As a student at the University of Santo Tomas’ Fine Arts program, he majored in painting, later finding himself drawn to mixed media work and working with found objects. After graduation, he decided to study film, in an effort to demystify the movies he watched and found himself intensely affected by. And when, at 20, he moved to Italy and lived there for 15 years, he turned to performance art to “maintain [his] being as an artist, kahit wala akong audience.”
When he finally returned to the Philippines at 35, he had to start from zero again. “I needed to have something to do,” he says. “I needed to earn.” Just like that, he took up photography.

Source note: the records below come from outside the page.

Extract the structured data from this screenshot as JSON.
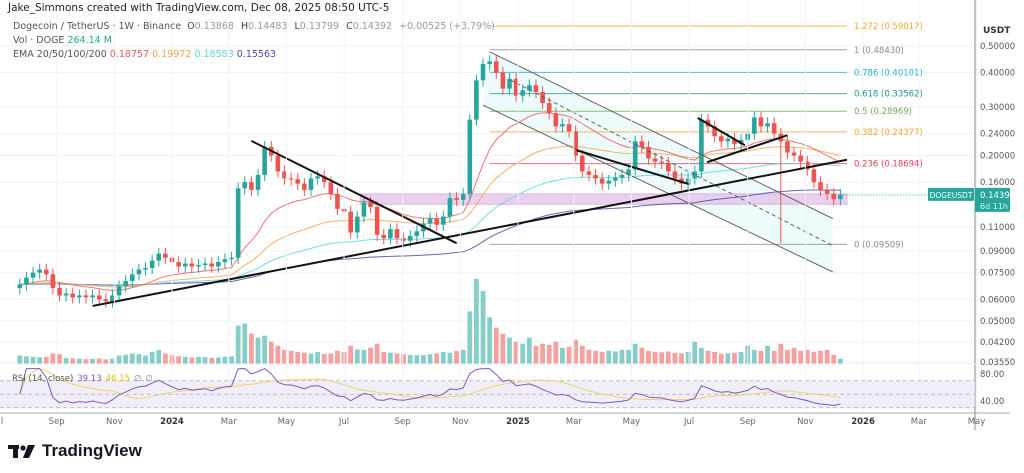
{
  "header": {
    "credit": "Jake_Simmons created with TradingView.com, Dec 08, 2025 08:50 UTC-5"
  },
  "legend": {
    "symbol": "Dogecoin / TetherUS · 1W · Binance",
    "o_label": "O",
    "o": "0.13868",
    "h_label": "H",
    "h": "0.14483",
    "l_label": "L",
    "l": "0.13799",
    "c_label": "C",
    "c": "0.14392",
    "change": "+0.00525 (+3.79%)",
    "vol_label": "Vol · DOGE",
    "vol": "264.14 M",
    "ema_label": "EMA 20/50/100/200",
    "ema20": "0.18757",
    "ema50": "0.19972",
    "ema100": "0.18583",
    "ema200": "0.15563"
  },
  "colors": {
    "up": "#26a69a",
    "down": "#ef5350",
    "ema20": "#ef5a5a",
    "ema50": "#f2a64a",
    "ema100": "#5fd3e3",
    "ema200": "#4a4aa8",
    "rsi": "#7e57c2",
    "rsi_ma": "#f2d26b",
    "zone": "#ce93d8",
    "channel": "#4dd0e1"
  },
  "price_tag": {
    "symbol": "DOGEUSDT",
    "price": "0.14392",
    "countdown": "6d 11h"
  },
  "logo": {
    "text": "TradingView"
  },
  "chart_data": {
    "type": "candlestick",
    "symbol": "DOGEUSDT",
    "interval": "1W",
    "first_week": "2023-07-24",
    "y_scale": "log",
    "ylim": [
      0.0355,
      0.5
    ],
    "y_unit": "USDT",
    "grid": true,
    "closes": [
      0.068,
      0.072,
      0.075,
      0.077,
      0.074,
      0.066,
      0.062,
      0.063,
      0.061,
      0.062,
      0.061,
      0.062,
      0.06,
      0.059,
      0.062,
      0.067,
      0.07,
      0.074,
      0.077,
      0.078,
      0.083,
      0.088,
      0.085,
      0.082,
      0.079,
      0.081,
      0.079,
      0.08,
      0.081,
      0.079,
      0.082,
      0.084,
      0.085,
      0.152,
      0.16,
      0.15,
      0.17,
      0.215,
      0.2,
      0.175,
      0.165,
      0.164,
      0.158,
      0.15,
      0.165,
      0.168,
      0.16,
      0.145,
      0.128,
      0.125,
      0.105,
      0.12,
      0.135,
      0.13,
      0.103,
      0.1,
      0.108,
      0.1,
      0.098,
      0.102,
      0.106,
      0.113,
      0.118,
      0.112,
      0.12,
      0.14,
      0.138,
      0.145,
      0.27,
      0.375,
      0.43,
      0.44,
      0.4,
      0.35,
      0.38,
      0.33,
      0.345,
      0.36,
      0.34,
      0.31,
      0.285,
      0.255,
      0.26,
      0.245,
      0.2,
      0.175,
      0.17,
      0.165,
      0.158,
      0.162,
      0.166,
      0.17,
      0.178,
      0.225,
      0.215,
      0.195,
      0.19,
      0.188,
      0.175,
      0.165,
      0.158,
      0.165,
      0.175,
      0.27,
      0.255,
      0.235,
      0.225,
      0.23,
      0.22,
      0.228,
      0.24,
      0.275,
      0.255,
      0.262,
      0.24,
      0.225,
      0.205,
      0.2,
      0.19,
      0.178,
      0.16,
      0.15,
      0.145,
      0.13868,
      0.14392
    ],
    "last_open": 0.13868,
    "notable_lows": [
      {
        "date": "2025-10-06",
        "low": 0.096
      }
    ],
    "volume_m": [
      420,
      380,
      350,
      330,
      360,
      520,
      480,
      300,
      280,
      260,
      240,
      250,
      270,
      230,
      260,
      420,
      460,
      520,
      480,
      420,
      600,
      700,
      520,
      430,
      380,
      360,
      330,
      350,
      340,
      300,
      320,
      360,
      380,
      1900,
      2000,
      1500,
      1300,
      1400,
      1100,
      900,
      700,
      650,
      600,
      560,
      520,
      600,
      500,
      520,
      650,
      600,
      900,
      720,
      700,
      800,
      1000,
      600,
      560,
      520,
      480,
      450,
      430,
      440,
      480,
      520,
      600,
      560,
      640,
      700,
      2600,
      4200,
      3600,
      2300,
      1800,
      1500,
      1300,
      1100,
      1000,
      1300,
      900,
      1000,
      950,
      1100,
      800,
      850,
      1200,
      900,
      700,
      650,
      600,
      650,
      620,
      700,
      700,
      1000,
      800,
      650,
      600,
      580,
      620,
      550,
      520,
      600,
      1100,
      800,
      650,
      600,
      500,
      520,
      550,
      600,
      900,
      700,
      650,
      900,
      650,
      1000,
      700,
      800,
      650,
      700,
      600,
      650,
      700,
      450,
      264.14
    ],
    "price_ticks": [
      "0.50000",
      "0.40000",
      "0.30000",
      "0.24000",
      "0.20000",
      "0.16000",
      "0.11000",
      "0.09000",
      "0.07500",
      "0.06000",
      "0.05000",
      "0.04200",
      "0.03550"
    ],
    "rsi": {
      "label": "RSI (14, close)",
      "value": "39.13",
      "ma_value": "46.15",
      "extra1": "∅",
      "extra2": "∅",
      "ticks": [
        "80.00",
        "40.00"
      ],
      "bands": [
        70,
        50,
        30
      ]
    },
    "time_ticks": [
      {
        "label": "Jul",
        "date": "2023-07-01"
      },
      {
        "label": "Sep",
        "date": "2023-09-01"
      },
      {
        "label": "Nov",
        "date": "2023-11-01"
      },
      {
        "label": "2024",
        "date": "2024-01-01",
        "bold": true
      },
      {
        "label": "Mar",
        "date": "2024-03-01"
      },
      {
        "label": "May",
        "date": "2024-05-01"
      },
      {
        "label": "Jul",
        "date": "2024-07-01"
      },
      {
        "label": "Sep",
        "date": "2024-09-01"
      },
      {
        "label": "Nov",
        "date": "2024-11-01"
      },
      {
        "label": "2025",
        "date": "2025-01-01",
        "bold": true
      },
      {
        "label": "Mar",
        "date": "2025-03-01"
      },
      {
        "label": "May",
        "date": "2025-05-01"
      },
      {
        "label": "Jul",
        "date": "2025-07-01"
      },
      {
        "label": "Sep",
        "date": "2025-09-01"
      },
      {
        "label": "Nov",
        "date": "2025-11-01"
      },
      {
        "label": "2026",
        "date": "2026-01-01",
        "bold": true
      },
      {
        "label": "Mar",
        "date": "2026-03-01"
      },
      {
        "label": "May",
        "date": "2026-05-01"
      }
    ],
    "fib": {
      "from": "2024-12-02",
      "to": "2025-12-15",
      "levels": [
        {
          "label": "1.272 (0.59017)",
          "price": 0.59017,
          "color": "#f0a830"
        },
        {
          "label": "1 (0.48430)",
          "price": 0.4843,
          "color": "#8a8a8a"
        },
        {
          "label": "0.786 (0.40101)",
          "price": 0.40101,
          "color": "#22b5c8"
        },
        {
          "label": "0.618 (0.33562)",
          "price": 0.33562,
          "color": "#1e9a8a"
        },
        {
          "label": "0.5 (0.28969)",
          "price": 0.28969,
          "color": "#6cae5a"
        },
        {
          "label": "0.382 (0.24377)",
          "price": 0.24377,
          "color": "#f0a830"
        },
        {
          "label": "0.236 (0.18694)",
          "price": 0.18694,
          "color": "#e0445a"
        },
        {
          "label": "0 (0.09509)",
          "price": 0.09509,
          "color": "#8a8a8a"
        }
      ]
    },
    "zone": {
      "from": "2024-07-18",
      "to": "2025-12-15",
      "low": 0.133,
      "high": 0.145
    },
    "trendlines": [
      {
        "from": [
          "2023-10-09",
          0.0568
        ],
        "to": [
          "2025-12-15",
          0.193
        ],
        "style": "solid"
      },
      {
        "from": [
          "2024-03-25",
          0.226
        ],
        "to": [
          "2024-10-28",
          0.096
        ],
        "style": "solid"
      },
      {
        "from": [
          "2025-03-04",
          0.209
        ],
        "to": [
          "2025-07-02",
          0.157
        ],
        "style": "solid"
      },
      {
        "from": [
          "2025-07-10",
          0.274
        ],
        "to": [
          "2025-08-29",
          0.218
        ],
        "style": "solid"
      },
      {
        "from": [
          "2025-07-20",
          0.189
        ],
        "to": [
          "2025-10-13",
          0.237
        ],
        "style": "solid"
      }
    ],
    "channel": {
      "upper": {
        "from": [
          "2024-12-02",
          0.476
        ],
        "to": [
          "2025-11-30",
          0.118
        ]
      },
      "lower": {
        "from": [
          "2024-11-25",
          0.305
        ],
        "to": [
          "2025-11-30",
          0.0755
        ]
      },
      "middle": {
        "from": [
          "2024-12-24",
          0.376
        ],
        "to": [
          "2025-11-30",
          0.094
        ]
      }
    }
  }
}
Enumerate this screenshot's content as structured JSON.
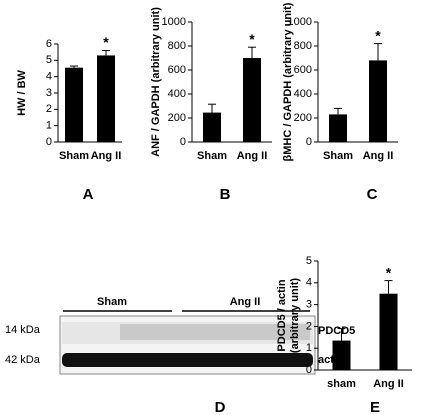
{
  "chart_data": [
    {
      "type": "bar",
      "panel": "A",
      "ylabel": "HW / BW",
      "categories": [
        "Sham",
        "Ang II"
      ],
      "values": [
        4.55,
        5.3
      ],
      "errors": [
        0.1,
        0.3
      ],
      "annotation": "*",
      "color": "#000000",
      "ylim": [
        0,
        6
      ],
      "yticks": [
        0,
        1,
        2,
        3,
        4,
        5,
        6
      ]
    },
    {
      "type": "bar",
      "panel": "B",
      "ylabel": "ANF / GAPDH (arbitrary unit)",
      "categories": [
        "Sham",
        "Ang II"
      ],
      "values": [
        245,
        700
      ],
      "errors": [
        70,
        90
      ],
      "annotation": "*",
      "color": "#000000",
      "ylim": [
        0,
        1000
      ],
      "yticks": [
        0,
        200,
        400,
        600,
        800,
        1000
      ]
    },
    {
      "type": "bar",
      "panel": "C",
      "ylabel": "βMHC / GAPDH (arbitrary unit)",
      "categories": [
        "Sham",
        "Ang II"
      ],
      "values": [
        230,
        680
      ],
      "errors": [
        50,
        140
      ],
      "annotation": "*",
      "color": "#000000",
      "ylim": [
        0,
        1000
      ],
      "yticks": [
        0,
        200,
        400,
        600,
        800,
        1000
      ]
    },
    {
      "type": "bar",
      "panel": "E",
      "ylabel": [
        "PDCD5 / actin",
        "(arbitrary unit)"
      ],
      "categories": [
        "sham",
        "Ang II"
      ],
      "values": [
        1.35,
        3.5
      ],
      "errors": [
        0.55,
        0.6
      ],
      "annotation": "*",
      "color": "#000000",
      "ylim": [
        0,
        5
      ],
      "yticks": [
        0,
        1,
        2,
        3,
        4,
        5
      ]
    }
  ],
  "blot": {
    "panel": "D",
    "groups": [
      "Sham",
      "Ang II"
    ],
    "markers": [
      "14 kDa",
      "42 kDa"
    ],
    "bands": [
      "PDCD5",
      "actin"
    ]
  }
}
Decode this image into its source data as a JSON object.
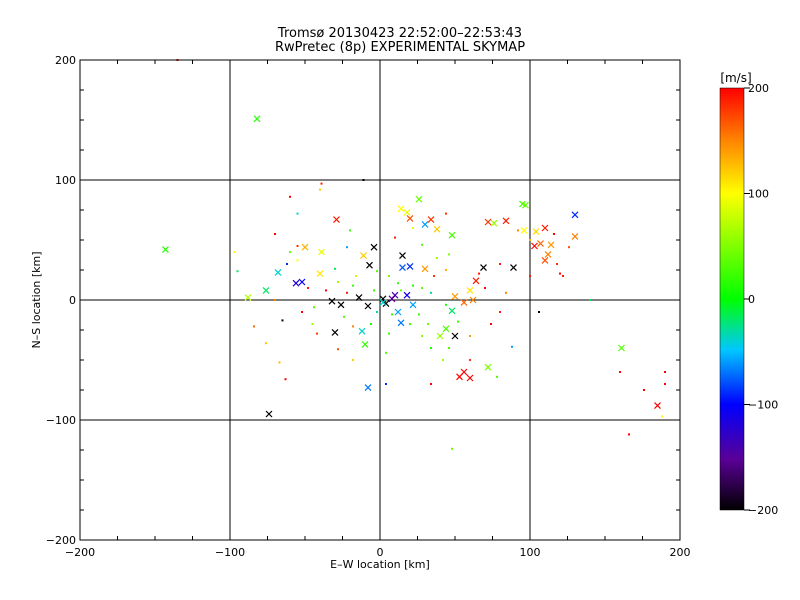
{
  "chart_data": {
    "type": "scatter",
    "title": "Tromsø 20130423 22:52:00–22:53:43",
    "subtitle": "RwPretec (8p) EXPERIMENTAL SKYMAP",
    "xlabel": "E–W location [km]",
    "ylabel": "N–S location [km]",
    "xlim": [
      -200,
      200
    ],
    "ylim": [
      -200,
      200
    ],
    "xticks": [
      -200,
      -100,
      0,
      100,
      200
    ],
    "yticks": [
      -200,
      -100,
      0,
      100,
      200
    ],
    "xtick_labels": [
      "−200",
      "−100",
      "0",
      "100",
      "200"
    ],
    "ytick_labels": [
      "−200",
      "−100",
      "0",
      "100",
      "200"
    ],
    "grid": true,
    "colorbar": {
      "label": "[m/s]",
      "range": [
        -200,
        200
      ],
      "ticks": [
        200,
        100,
        0,
        -100,
        -200
      ],
      "tick_labels": [
        "200",
        "100",
        "0",
        "−100",
        "−200"
      ],
      "colors": [
        "#000000",
        "#5a0096",
        "#0000ff",
        "#00c8ff",
        "#00ff00",
        "#ffff00",
        "#ff8000",
        "#ff0000"
      ]
    },
    "points_large": [
      {
        "x": -82,
        "y": 151,
        "v": 15
      },
      {
        "x": -143,
        "y": 42,
        "v": 15
      },
      {
        "x": -29,
        "y": 67,
        "v": 190
      },
      {
        "x": 18,
        "y": 73,
        "v": 90
      },
      {
        "x": 14,
        "y": 76,
        "v": 100
      },
      {
        "x": 26,
        "y": 84,
        "v": 40
      },
      {
        "x": 34,
        "y": 67,
        "v": 180
      },
      {
        "x": 38,
        "y": 59,
        "v": 120
      },
      {
        "x": 30,
        "y": 63,
        "v": -60
      },
      {
        "x": 20,
        "y": 68,
        "v": 170
      },
      {
        "x": 72,
        "y": 65,
        "v": 180
      },
      {
        "x": 76,
        "y": 64,
        "v": 60
      },
      {
        "x": 84,
        "y": 66,
        "v": 190
      },
      {
        "x": 95,
        "y": 80,
        "v": 25
      },
      {
        "x": 97,
        "y": 79,
        "v": 40
      },
      {
        "x": 130,
        "y": 71,
        "v": -90
      },
      {
        "x": 130,
        "y": 53,
        "v": 150
      },
      {
        "x": 104,
        "y": 57,
        "v": 115
      },
      {
        "x": 96,
        "y": 58,
        "v": 100
      },
      {
        "x": 110,
        "y": 60,
        "v": 190
      },
      {
        "x": 107,
        "y": 47,
        "v": 160
      },
      {
        "x": 114,
        "y": 46,
        "v": 140
      },
      {
        "x": 112,
        "y": 38,
        "v": 150
      },
      {
        "x": 110,
        "y": 33,
        "v": 170
      },
      {
        "x": 103,
        "y": 45,
        "v": 200
      },
      {
        "x": 89,
        "y": 27,
        "v": -200
      },
      {
        "x": 69,
        "y": 27,
        "v": -200
      },
      {
        "x": 48,
        "y": 54,
        "v": 30
      },
      {
        "x": -4,
        "y": 44,
        "v": -200
      },
      {
        "x": -11,
        "y": 37,
        "v": 120
      },
      {
        "x": -7,
        "y": 29,
        "v": -200
      },
      {
        "x": 15,
        "y": 37,
        "v": -200
      },
      {
        "x": 15,
        "y": 27,
        "v": -80
      },
      {
        "x": 20,
        "y": 28,
        "v": -90
      },
      {
        "x": 30,
        "y": 26,
        "v": 140
      },
      {
        "x": -39,
        "y": 40,
        "v": 90
      },
      {
        "x": -50,
        "y": 44,
        "v": 130
      },
      {
        "x": -68,
        "y": 23,
        "v": -40
      },
      {
        "x": -76,
        "y": 8,
        "v": -20
      },
      {
        "x": -88,
        "y": 2,
        "v": 70
      },
      {
        "x": -40,
        "y": 22,
        "v": 110
      },
      {
        "x": -52,
        "y": 15,
        "v": -100
      },
      {
        "x": -56,
        "y": 14,
        "v": -120
      },
      {
        "x": -32,
        "y": -1,
        "v": -200
      },
      {
        "x": -26,
        "y": -4,
        "v": -200
      },
      {
        "x": -14,
        "y": 2,
        "v": -200
      },
      {
        "x": -8,
        "y": -5,
        "v": -200
      },
      {
        "x": 4,
        "y": -3,
        "v": -200
      },
      {
        "x": 2,
        "y": 1,
        "v": -200
      },
      {
        "x": -30,
        "y": -27,
        "v": -200
      },
      {
        "x": -12,
        "y": -26,
        "v": -40
      },
      {
        "x": -10,
        "y": -37,
        "v": 20
      },
      {
        "x": 12,
        "y": -10,
        "v": -60
      },
      {
        "x": 14,
        "y": -19,
        "v": -70
      },
      {
        "x": 18,
        "y": 4,
        "v": -110
      },
      {
        "x": 22,
        "y": -4,
        "v": -60
      },
      {
        "x": 10,
        "y": 4,
        "v": -140
      },
      {
        "x": 40,
        "y": -30,
        "v": 60
      },
      {
        "x": 44,
        "y": -24,
        "v": 30
      },
      {
        "x": 48,
        "y": -9,
        "v": -20
      },
      {
        "x": 50,
        "y": 3,
        "v": 140
      },
      {
        "x": 56,
        "y": -2,
        "v": 160
      },
      {
        "x": 60,
        "y": 8,
        "v": 110
      },
      {
        "x": 64,
        "y": 16,
        "v": 190
      },
      {
        "x": 50,
        "y": -30,
        "v": -200
      },
      {
        "x": 56,
        "y": -60,
        "v": 200
      },
      {
        "x": 60,
        "y": -65,
        "v": 200
      },
      {
        "x": 53,
        "y": -64,
        "v": 200
      },
      {
        "x": 72,
        "y": -56,
        "v": 50
      },
      {
        "x": 62,
        "y": 0,
        "v": 150
      },
      {
        "x": -8,
        "y": -73,
        "v": -70
      },
      {
        "x": -74,
        "y": -95,
        "v": -200
      },
      {
        "x": 161,
        "y": -40,
        "v": 30
      },
      {
        "x": 185,
        "y": -88,
        "v": 200
      },
      {
        "x": 2,
        "y": -2,
        "v": -40
      },
      {
        "x": 8,
        "y": 1,
        "v": -150
      }
    ],
    "points_small": [
      {
        "x": -135,
        "y": 200,
        "v": 200
      },
      {
        "x": -11,
        "y": 100,
        "v": -200
      },
      {
        "x": -39,
        "y": 97,
        "v": 190
      },
      {
        "x": -40,
        "y": 92,
        "v": 120
      },
      {
        "x": -60,
        "y": 86,
        "v": 200
      },
      {
        "x": -70,
        "y": 55,
        "v": 200
      },
      {
        "x": -55,
        "y": 72,
        "v": -40
      },
      {
        "x": -97,
        "y": 40,
        "v": 100
      },
      {
        "x": -95,
        "y": 24,
        "v": -20
      },
      {
        "x": -63,
        "y": -66,
        "v": 200
      },
      {
        "x": -67,
        "y": -52,
        "v": 130
      },
      {
        "x": -65,
        "y": -17,
        "v": -200
      },
      {
        "x": -52,
        "y": -10,
        "v": 200
      },
      {
        "x": -45,
        "y": -20,
        "v": 60
      },
      {
        "x": -42,
        "y": -28,
        "v": 180
      },
      {
        "x": -28,
        "y": -41,
        "v": 170
      },
      {
        "x": -18,
        "y": -50,
        "v": 120
      },
      {
        "x": 4,
        "y": -70,
        "v": -90
      },
      {
        "x": 34,
        "y": -70,
        "v": 200
      },
      {
        "x": 48,
        "y": -124,
        "v": 40
      },
      {
        "x": 78,
        "y": -64,
        "v": 30
      },
      {
        "x": 88,
        "y": -39,
        "v": -60
      },
      {
        "x": 106,
        "y": -10,
        "v": -200
      },
      {
        "x": 140,
        "y": 0,
        "v": -20
      },
      {
        "x": 122,
        "y": 20,
        "v": 190
      },
      {
        "x": 120,
        "y": 22,
        "v": 200
      },
      {
        "x": 160,
        "y": -60,
        "v": 200
      },
      {
        "x": 166,
        "y": -112,
        "v": 200
      },
      {
        "x": 176,
        "y": -75,
        "v": 200
      },
      {
        "x": 190,
        "y": -60,
        "v": 200
      },
      {
        "x": 190,
        "y": -70,
        "v": 200
      },
      {
        "x": 188,
        "y": -97,
        "v": 100
      },
      {
        "x": 80,
        "y": 30,
        "v": 190
      },
      {
        "x": 70,
        "y": 10,
        "v": 200
      },
      {
        "x": 66,
        "y": 22,
        "v": 190
      },
      {
        "x": 84,
        "y": 6,
        "v": 150
      },
      {
        "x": 44,
        "y": 25,
        "v": 130
      },
      {
        "x": 38,
        "y": 35,
        "v": 60
      },
      {
        "x": 46,
        "y": 38,
        "v": 50
      },
      {
        "x": 36,
        "y": 20,
        "v": 180
      },
      {
        "x": 28,
        "y": 46,
        "v": 30
      },
      {
        "x": -20,
        "y": 58,
        "v": 20
      },
      {
        "x": -22,
        "y": 44,
        "v": -60
      },
      {
        "x": -60,
        "y": 40,
        "v": 40
      },
      {
        "x": -55,
        "y": 33,
        "v": 100
      },
      {
        "x": -62,
        "y": 30,
        "v": -90
      },
      {
        "x": -48,
        "y": 10,
        "v": 190
      },
      {
        "x": -36,
        "y": 8,
        "v": 200
      },
      {
        "x": -18,
        "y": 12,
        "v": 20
      },
      {
        "x": -22,
        "y": 6,
        "v": 190
      },
      {
        "x": -28,
        "y": 15,
        "v": 60
      },
      {
        "x": -16,
        "y": 20,
        "v": 80
      },
      {
        "x": -2,
        "y": 24,
        "v": 30
      },
      {
        "x": 6,
        "y": 20,
        "v": 50
      },
      {
        "x": 12,
        "y": 14,
        "v": 20
      },
      {
        "x": 22,
        "y": 12,
        "v": 10
      },
      {
        "x": 28,
        "y": 10,
        "v": 40
      },
      {
        "x": 34,
        "y": 6,
        "v": -30
      },
      {
        "x": -24,
        "y": -14,
        "v": 30
      },
      {
        "x": -18,
        "y": -22,
        "v": 150
      },
      {
        "x": -6,
        "y": -20,
        "v": 10
      },
      {
        "x": 6,
        "y": -28,
        "v": 20
      },
      {
        "x": 20,
        "y": -20,
        "v": 30
      },
      {
        "x": 28,
        "y": -30,
        "v": 50
      },
      {
        "x": 34,
        "y": -40,
        "v": 10
      },
      {
        "x": 46,
        "y": -40,
        "v": 30
      },
      {
        "x": 60,
        "y": -30,
        "v": 140
      },
      {
        "x": 74,
        "y": -20,
        "v": 200
      },
      {
        "x": 80,
        "y": -10,
        "v": 190
      },
      {
        "x": 60,
        "y": -50,
        "v": 180
      },
      {
        "x": 42,
        "y": -50,
        "v": 60
      },
      {
        "x": 4,
        "y": -44,
        "v": 30
      },
      {
        "x": -2,
        "y": -10,
        "v": -30
      },
      {
        "x": 8,
        "y": -12,
        "v": 20
      },
      {
        "x": -4,
        "y": 8,
        "v": 20
      },
      {
        "x": 14,
        "y": 8,
        "v": 40
      },
      {
        "x": 26,
        "y": -12,
        "v": 20
      },
      {
        "x": 32,
        "y": -20,
        "v": 40
      },
      {
        "x": 52,
        "y": -18,
        "v": 20
      },
      {
        "x": 44,
        "y": -4,
        "v": 10
      },
      {
        "x": -30,
        "y": 26,
        "v": -20
      },
      {
        "x": -44,
        "y": -6,
        "v": 30
      },
      {
        "x": -84,
        "y": -22,
        "v": 160
      },
      {
        "x": -70,
        "y": 0,
        "v": 150
      },
      {
        "x": -76,
        "y": -36,
        "v": 120
      },
      {
        "x": -55,
        "y": 45,
        "v": 180
      },
      {
        "x": 92,
        "y": 58,
        "v": 150
      },
      {
        "x": 100,
        "y": 50,
        "v": 130
      },
      {
        "x": 116,
        "y": 55,
        "v": 200
      },
      {
        "x": 118,
        "y": 30,
        "v": 180
      },
      {
        "x": 100,
        "y": 20,
        "v": 190
      },
      {
        "x": 126,
        "y": 44,
        "v": 170
      },
      {
        "x": 44,
        "y": 72,
        "v": 180
      },
      {
        "x": 22,
        "y": 60,
        "v": 90
      },
      {
        "x": 10,
        "y": 52,
        "v": 190
      }
    ]
  }
}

Through the years, At Maculangan has established himself as one of Manila’s most respected photographers, the kind of visionary who finds a way to create personal work and commercial work in the same space, almost seamlessly and without compromise. “I think photography is the closest medium kasi ginagawa ko siya on a daily basis. Ito yung pinaka malapit,” he says. “I think kung gusto mo talaga i-pursue yung life in art, in any manner or medium it will come out.”
In his 20s, for example, a restless At, largely divorced from his art practice in Italy, found a way to create “very personal” work with performance art. “Gusto ko pa rin ma-pursue yung practice ko as an artist for myself.” For a year, he did a performance working in a metal fabrication factory. “I announced officially. ‘I’m doing a performance’ pero walang audience. I mean, the audience were my co-workers but they didn’t know.” It went until the ninth month of the projected 12-month performance, when he got into an accident. “Nabagsakan yung paa ko ng bakal,” he says.
In the same way that his college-aged mixed media work made use of the found objects he saw and hinged narratives on, At Maculangan’s photography work comes alive in the moments he stumbles upon, moments as found objects. In a way, the process hasn’t changed, just his way of capturing and reacting to what’s around him.
“I think mas importante yung spirit while you’re doing it, that you captured the right moment… Behind that photograph, interesado ako dun sa moment. May works ako na stine-stage pero mas interesado ako dun sa moment na ma-catch ko.”
For Art Fair Philippines 2016, he explores a project that began when he was commissioned to shoot for artist Paul Pfeiffer’s project in Bangkok. “It was a documentary of the Foley artist,” he says. “The Foley room itself is a piece of art…. Dun ako naging interested.”